Jason: On the flip side, it’s important to recognize where we are. Building software this way is still a solitary experience and generally for the benefit of one user. None of the major LLMs have talked about or rolled out what a “vibe-coded enterprise software deployment” looks like for teams. But that’s where small companies have an advantage. They can mess around, configure things in different ways, and figure it out. That’s the next adventure. And it’s what the incumbent SaaS providers need to be very wary of.

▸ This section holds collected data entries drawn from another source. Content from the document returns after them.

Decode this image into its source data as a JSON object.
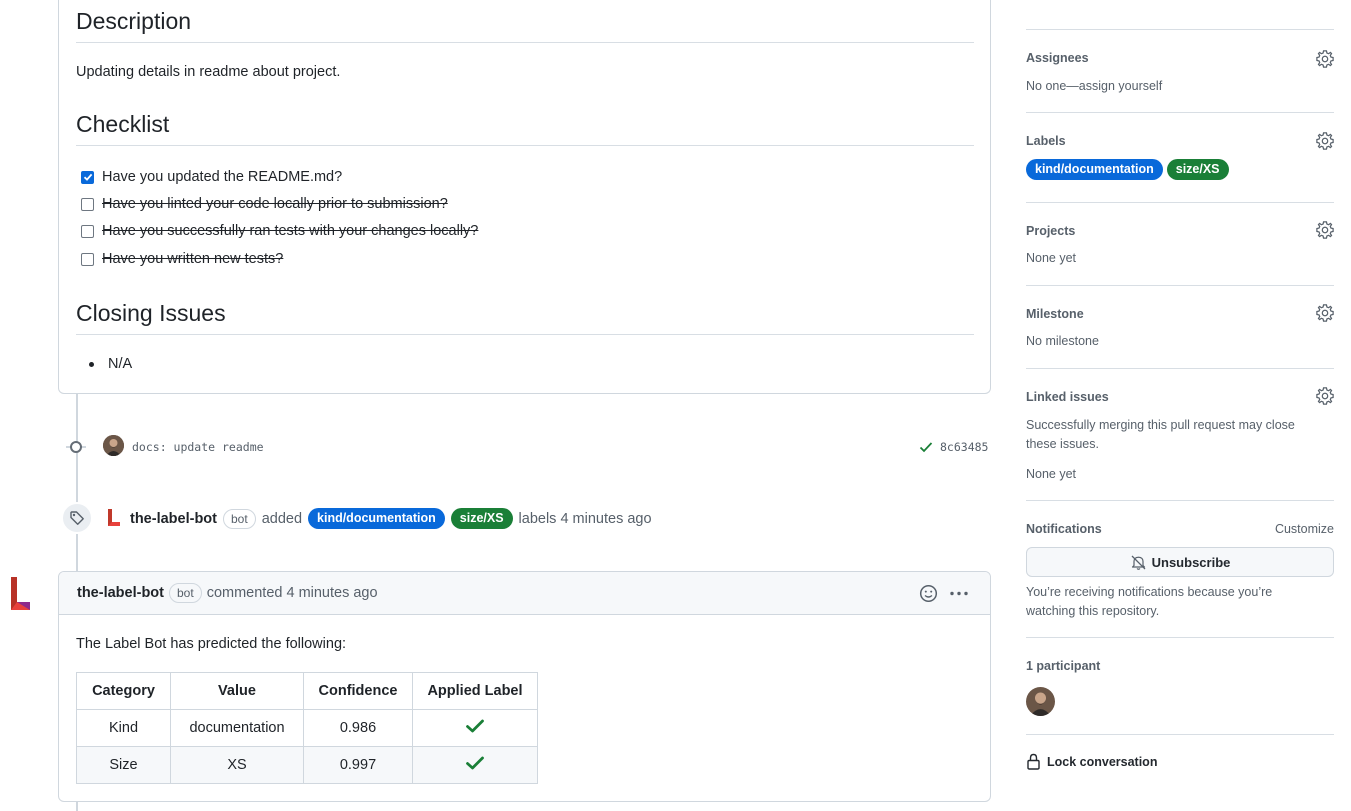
{
  "description": {
    "heading": "Description",
    "text": "Updating details in readme about project."
  },
  "checklist": {
    "heading": "Checklist",
    "items": [
      {
        "label": "Have you updated the README.md?",
        "checked": true,
        "struck": false
      },
      {
        "label": "Have you linted your code locally prior to submission?",
        "checked": false,
        "struck": true
      },
      {
        "label": "Have you successfully ran tests with your changes locally?",
        "checked": false,
        "struck": true
      },
      {
        "label": "Have you written new tests?",
        "checked": false,
        "struck": true
      }
    ]
  },
  "closing": {
    "heading": "Closing Issues",
    "items": [
      "N/A"
    ]
  },
  "commit": {
    "message": "docs: update readme",
    "sha": "8c63485"
  },
  "label_event": {
    "actor": "the-label-bot",
    "bot_badge": "bot",
    "verb": "added",
    "labels": [
      "kind/documentation",
      "size/XS"
    ],
    "suffix": "labels 4 minutes ago"
  },
  "comment": {
    "author": "the-label-bot",
    "bot_badge": "bot",
    "meta": "commented 4 minutes ago",
    "body": "The Label Bot has predicted the following:",
    "table": {
      "headers": [
        "Category",
        "Value",
        "Confidence",
        "Applied Label"
      ],
      "rows": [
        {
          "category": "Kind",
          "value": "documentation",
          "confidence": "0.986",
          "applied": true
        },
        {
          "category": "Size",
          "value": "XS",
          "confidence": "0.997",
          "applied": true
        }
      ]
    }
  },
  "sidebar": {
    "assignees": {
      "title": "Assignees",
      "text": "No one—assign yourself"
    },
    "labels": {
      "title": "Labels",
      "items": [
        "kind/documentation",
        "size/XS"
      ]
    },
    "projects": {
      "title": "Projects",
      "text": "None yet"
    },
    "milestone": {
      "title": "Milestone",
      "text": "No milestone"
    },
    "linked": {
      "title": "Linked issues",
      "text": "Successfully merging this pull request may close these issues.",
      "none": "None yet"
    },
    "notifications": {
      "title": "Notifications",
      "customize": "Customize",
      "button": "Unsubscribe",
      "reason": "You’re receiving notifications because you’re watching this repository."
    },
    "participants": {
      "title": "1 participant"
    },
    "lock": "Lock conversation"
  },
  "colors": {
    "label_blue": "#0969da",
    "label_green": "#1a7f37",
    "checkmark": "#1a7f37",
    "checkbox_checked": "#0969da"
  }
}
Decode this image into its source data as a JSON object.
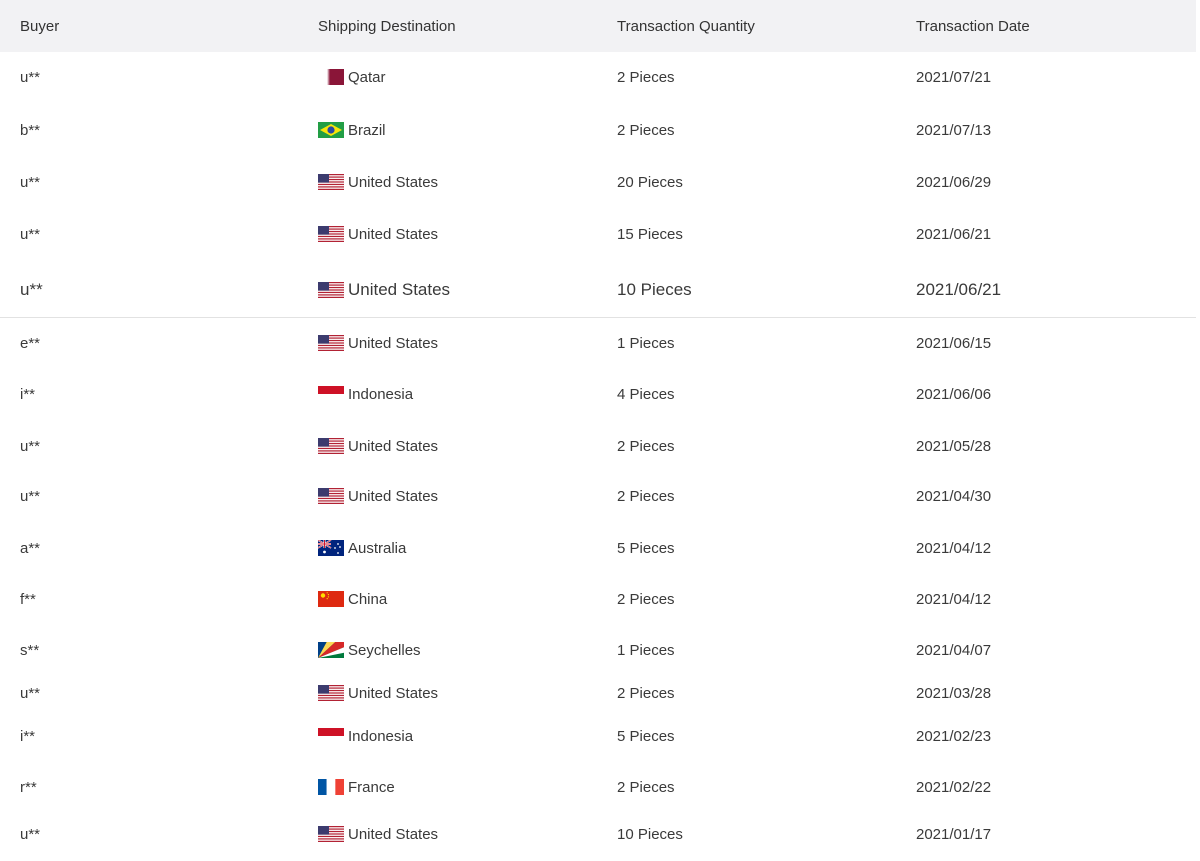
{
  "headers": {
    "buyer": "Buyer",
    "destination": "Shipping Destination",
    "quantity": "Transaction Quantity",
    "date": "Transaction Date"
  },
  "rows": [
    {
      "buyer": "u**",
      "country": "Qatar",
      "flag": "qatar-flag-icon",
      "qty": "2 Pieces",
      "date": "2021/07/21"
    },
    {
      "buyer": "b**",
      "country": "Brazil",
      "flag": "brazil-flag-icon",
      "qty": "2 Pieces",
      "date": "2021/07/13"
    },
    {
      "buyer": "u**",
      "country": "United States",
      "flag": "us-flag-icon",
      "qty": "20 Pieces",
      "date": "2021/06/29"
    },
    {
      "buyer": "u**",
      "country": "United States",
      "flag": "us-flag-icon",
      "qty": "15 Pieces",
      "date": "2021/06/21"
    },
    {
      "buyer": "u**",
      "country": "United States",
      "flag": "us-flag-icon",
      "qty": "10 Pieces",
      "date": "2021/06/21"
    },
    {
      "buyer": "e**",
      "country": "United States",
      "flag": "us-flag-icon",
      "qty": "1 Pieces",
      "date": "2021/06/15"
    },
    {
      "buyer": "i**",
      "country": "Indonesia",
      "flag": "indonesia-flag-icon",
      "qty": "4 Pieces",
      "date": "2021/06/06"
    },
    {
      "buyer": "u**",
      "country": "United States",
      "flag": "us-flag-icon",
      "qty": "2 Pieces",
      "date": "2021/05/28"
    },
    {
      "buyer": "u**",
      "country": "United States",
      "flag": "us-flag-icon",
      "qty": "2 Pieces",
      "date": "2021/04/30"
    },
    {
      "buyer": "a**",
      "country": "Australia",
      "flag": "australia-flag-icon",
      "qty": "5 Pieces",
      "date": "2021/04/12"
    },
    {
      "buyer": "f**",
      "country": "China",
      "flag": "china-flag-icon",
      "qty": "2 Pieces",
      "date": "2021/04/12"
    },
    {
      "buyer": "s**",
      "country": "Seychelles",
      "flag": "seychelles-flag-icon",
      "qty": "1 Pieces",
      "date": "2021/04/07"
    },
    {
      "buyer": "u**",
      "country": "United States",
      "flag": "us-flag-icon",
      "qty": "2 Pieces",
      "date": "2021/03/28"
    },
    {
      "buyer": "i**",
      "country": "Indonesia",
      "flag": "indonesia-flag-icon",
      "qty": "5 Pieces",
      "date": "2021/02/23"
    },
    {
      "buyer": "r**",
      "country": "France",
      "flag": "france-flag-icon",
      "qty": "2 Pieces",
      "date": "2021/02/22"
    },
    {
      "buyer": "u**",
      "country": "United States",
      "flag": "us-flag-icon",
      "qty": "10 Pieces",
      "date": "2021/01/17"
    }
  ]
}
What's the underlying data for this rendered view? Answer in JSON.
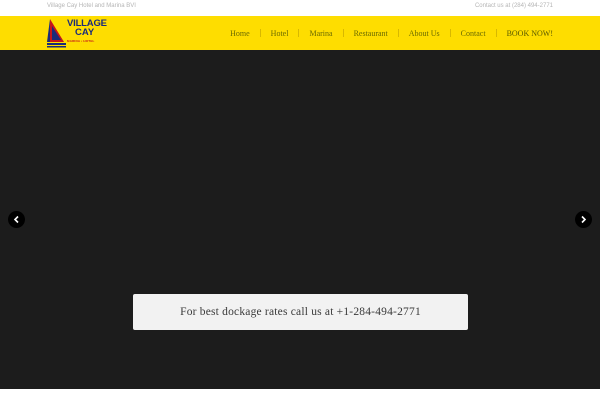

Justin: Okay, some rules of the road for people procuring technology right now. I’ll start. One: you don’t want a long-term contract. If it’s two dollars more per user for month-to-month, do month-to-month. You will want to switch.
Jason: Two: if you’re willing to try recreating something, don’t turn off your existing system first! Run the new thing as a parallel experiment until you’re sure it works and can be sustained. Check all of your key boxes before you do something dramatic like shut down working software (Justin!). ;-)
Justin: Three: data portability matters. These enterprise apps will get jealous about guarding your data. Ask direct questions (prompts!) about export, what you can save, what you can move. The capability jumps we’re seeing mean making a change could be an exponential improvement. You don’t want to be locked out of that.
Jason: Four: understand the real roadmap of what you want your new or replacement app to do versus what the LLM or coding tool you’re using is capable of. For example, you couldn’t have an agent log into paywalled apps as “you” a few months ago. Now Claude has a beta version with Chrome that is enabling that. Knowing what’s actually available today versus hoping for what will be possible soon is critical so you don’t have higher expectations than reality.
Justin: Five: if you rely on proprietary data feeds, start having conversations with those vendors about their AI strategy. You don’t want to buy something that locks you into their bolt-on AI tool. You want the option to pull that data into your own environment and use it across multiple AI tools.
Jason: Six: if you’re building a one-for-one swap of something you currently pay for, your ROI window should be three months or less. If you can only build part of what you need, six months. But even then, you’re getting a head start. You’ll be ready before anyone else to make the leap when full replacement becomes possible.
Justin: Last thought. When you buy big enterprise software and everything lives in the cloud, the only mechanic you get to call is the dealer. If something goes wrong in your OpenAI web account, you deal with OpenAI. No choice.
But if you’re just buying tokens of intelligence, which are really a commodity, you’re not calling Shell Oil when you need your car fixed. You can take it to any local mechanic. If you’re building your own apps, you’re in control. Your friendly neighborhood software engineer becomes your mechanic. You don’t need big implementers. That radically expands, and lowers the cost of, who will help you.
Jason: And your implementer (we call them AI Business Architects) doesn’t have to be an engineer. It can be someone who’s a non-engineer, but technical enough to understand how these things work together. Like you or me.
Justin: For the first time in a long time, technology has become an advantage for SMBs over big enterprises. I’m trying to think of other examples in my career and I struggle. Large technology expenditures have almost always started in government, then gone to corporate, then eventually made their way to SMBs and non-profits. Most of the small businesses we work with are now using generative AI in significantly more sophisticated ways than big enterprises.
Jason: It’s the unfair advantage for small, growing businesses. Revenge of the (SMB) Nerds. Return of the Jedi. You get it.